In Rana Plaza wurden T-Shirts, Hemden und Blusen auch für den deutschen Markt hergestellt. Weltweit können Konsumentinnen und Konsumenten sowie Modeketten nicht mehr die Augen davor schließen, dass sie an Handelsbeziehungen direkt beteiligt sind, die nicht nur für billige Textilien, sondern teilweise auch für lebensgefährliche, menschenunwürdige Arbeitsbedingungen sorgen. In Bangladesch war eine Grenze überschritten: Politiker und Unternehmer haben eingesehen, dass der Textilstandort Bangladesch, der jahrelang explosionsartig gewachsen ist, mittelfristig nur eine Zukunft haben kann, wenn die Arbeitssicherheit gewährleistet wird, faire Löhne gezahlt werden und die Umweltverschmutzung durch die Produktion reduziert wird.

Diesen Wandel will und kann die deutsche Entwicklungspolitik unterstützen und dies sowohl in Deutschland als auch in Produktionsländern wie Bangladesch. So hat Bundesentwicklungsminister Gerd Müller im Herbst 2014 das Bündnis für nachhaltige Textilien (Textilbündnis) ins Leben gerufen. Mit Vertretern der Wirtschaft, der Zivilgesellschaft, der Standardorganisationen und der Gewerkschaften sollen soziale, ökologische und ökonomische Verbesserungen entlang der Textillieferkette erreicht werden.

In Bangladesch hat die deutsche Entwicklungszusammenarbeit seit 2010 rund 16 Millionen Euro zur Förderung von Sozial- und Umweltstandards eingesetzt. In den vergangenen fünf Jahren konnten etwa 800 Fabriken nachweislich die Einhaltung nationaler und internationaler Standards verbessern. Über 100 000 Arbeiterinnen und Arbeiter wurden für ihre Rechte sensibilisiert. Bislang richteten sich die Angebote hauptsächlich an Unternehmer, Arbeitnehmer und Regierungsstellen vor Ort.
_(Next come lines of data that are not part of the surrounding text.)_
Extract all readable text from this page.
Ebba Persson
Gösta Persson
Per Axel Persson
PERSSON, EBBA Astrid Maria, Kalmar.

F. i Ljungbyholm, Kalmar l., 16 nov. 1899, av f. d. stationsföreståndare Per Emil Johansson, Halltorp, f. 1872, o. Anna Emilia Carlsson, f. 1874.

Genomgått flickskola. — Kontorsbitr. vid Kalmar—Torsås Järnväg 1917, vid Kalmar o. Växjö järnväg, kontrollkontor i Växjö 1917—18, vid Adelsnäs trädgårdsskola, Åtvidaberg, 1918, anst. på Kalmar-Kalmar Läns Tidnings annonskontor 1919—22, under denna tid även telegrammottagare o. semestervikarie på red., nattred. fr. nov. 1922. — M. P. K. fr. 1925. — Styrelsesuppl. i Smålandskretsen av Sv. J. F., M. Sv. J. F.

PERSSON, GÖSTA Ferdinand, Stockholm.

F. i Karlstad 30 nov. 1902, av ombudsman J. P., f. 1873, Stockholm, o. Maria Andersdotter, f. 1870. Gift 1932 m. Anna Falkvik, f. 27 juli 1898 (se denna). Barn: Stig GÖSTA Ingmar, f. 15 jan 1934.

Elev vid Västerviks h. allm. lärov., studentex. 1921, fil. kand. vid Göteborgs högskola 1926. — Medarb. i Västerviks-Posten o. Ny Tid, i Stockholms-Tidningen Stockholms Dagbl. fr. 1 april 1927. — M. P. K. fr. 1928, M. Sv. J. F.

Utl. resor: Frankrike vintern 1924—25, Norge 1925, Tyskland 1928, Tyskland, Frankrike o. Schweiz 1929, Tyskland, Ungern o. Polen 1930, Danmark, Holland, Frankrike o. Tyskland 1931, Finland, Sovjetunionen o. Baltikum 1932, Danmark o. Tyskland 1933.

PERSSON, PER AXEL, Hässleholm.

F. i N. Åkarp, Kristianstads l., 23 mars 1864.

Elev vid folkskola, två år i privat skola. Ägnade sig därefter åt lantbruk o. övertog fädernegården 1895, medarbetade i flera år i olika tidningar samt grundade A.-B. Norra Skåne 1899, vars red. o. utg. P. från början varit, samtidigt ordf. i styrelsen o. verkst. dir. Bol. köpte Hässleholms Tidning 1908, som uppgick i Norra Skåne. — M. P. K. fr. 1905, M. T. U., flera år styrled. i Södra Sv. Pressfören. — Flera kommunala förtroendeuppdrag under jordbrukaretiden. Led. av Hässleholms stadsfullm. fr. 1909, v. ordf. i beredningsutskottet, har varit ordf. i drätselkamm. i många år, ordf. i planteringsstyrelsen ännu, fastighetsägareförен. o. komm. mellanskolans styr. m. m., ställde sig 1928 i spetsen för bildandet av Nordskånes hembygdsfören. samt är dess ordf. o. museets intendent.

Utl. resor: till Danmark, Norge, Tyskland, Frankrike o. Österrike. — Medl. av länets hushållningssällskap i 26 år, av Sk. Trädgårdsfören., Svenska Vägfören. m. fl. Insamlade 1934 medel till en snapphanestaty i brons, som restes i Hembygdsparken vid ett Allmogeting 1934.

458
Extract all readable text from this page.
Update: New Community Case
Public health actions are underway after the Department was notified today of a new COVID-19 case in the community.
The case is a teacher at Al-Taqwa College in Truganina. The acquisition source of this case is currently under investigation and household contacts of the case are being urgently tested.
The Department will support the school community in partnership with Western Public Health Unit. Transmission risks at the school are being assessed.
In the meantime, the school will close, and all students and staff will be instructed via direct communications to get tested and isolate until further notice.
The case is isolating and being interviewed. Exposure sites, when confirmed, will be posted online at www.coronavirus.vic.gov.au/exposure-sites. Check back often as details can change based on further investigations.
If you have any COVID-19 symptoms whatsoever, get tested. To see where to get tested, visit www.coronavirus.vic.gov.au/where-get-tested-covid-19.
Deutschland verfügt über jahrzehntelange Erfahrungen mit dem Dialog zwischen Sozialpartnern, der die Industrialisierung konstruktiv vorangetrieben hat. Um diese Erfahrungen weiterzugeben, habe ich das „Tripartite Austauschprogramm“ für Arbeitnehmer-, Arbeitgeber- und Regierungsvertreter initiiert. Es geht dabei um praktisches Lernen – beispielsweise sieht ein Betriebsrat aus Bangladesch einem deutschen Betriebsrat einige Wochen über die Schulter. Ähnliches tun Arbeitsinspektoren und junge Akademiker aus dem mittleren Management bei ihren deutschen Partnern. Ich bin überzeugt davon, dass solche Lern- und Austauschprozesse eine kritische Masse für Veränderungen entstehen lassen. Ziel ist die Fortbildung von 100 jungen Menschen aus Bangladesch bis Anfang 2017.

Im August besuchten hierzu die ersten 24 Teilnehmerinnen und Teilnehmer auf meine Einladung Deutschland.

Die bangladeschische Delegation war unter anderem in Dresden, Köln, Bad Münstereifel und Berlin. Die Besucher hatten die Gelegenheit, Grundlagen zum Arbeits- und Unfallschutz und ihre Anwendung in der Praxis im unmittelbaren Kontakt mit den Sozialpartnern und Betrieben in der deutschen Textilbranche zu vertiefen. Kernstück des Aufenthalts war der praktische Austausch der Betriebsräte und Arbeitsinspektoren mit ihren deutschen Kollegen direkt am Arbeitsplatz. Näherinnen konnten sich so einen direkten Eindruck von den Arbeitsbedingungen in der deutschen Industrie machen. Finanziert und durchgeführt wird das Programm durch das BMZ, die Internationale Arbeitsorganisation (ILO) und die Deutsche Gesetzliche Unfallversicherung (DGUV).

Eigens für diesen Austausch reisten für die Volksrepublik Bangladesch Handelsminister Tofail Ahmed und Arbeitsminister Muhammad Mujibul Haque Chunnu nach Dresden. Ahmed kündigte an, Bangladesch werde eine Unfallversicherung im Textilsektor unter Einbeziehung der in Deutschland gesammelten Erfahrungen einführen. Gemeinsam mit der ILO unterstützt die deutsche Entwicklungszusammenarbeit diesen Prozess von Anfang an.

Wichtig ist, dass solch ein System bei Prävention sowie Rehabilitation ansetzt, um dadurch die Notwendigkeit der finanziellen Kompensation von Schadensfällen zu minimieren. Der stellvertretende ILO-Generaldirektor Gilbert Houngbo unterstrich, Bangladesch müsse selbst entscheiden, welches System angemessen sei.


Hans-Joachim Fuchtel ist Parlamentarischer Staatssekretär im Bundesministerium für wirtschaftliche Zusammenarbeit und Entwicklung (BMZ).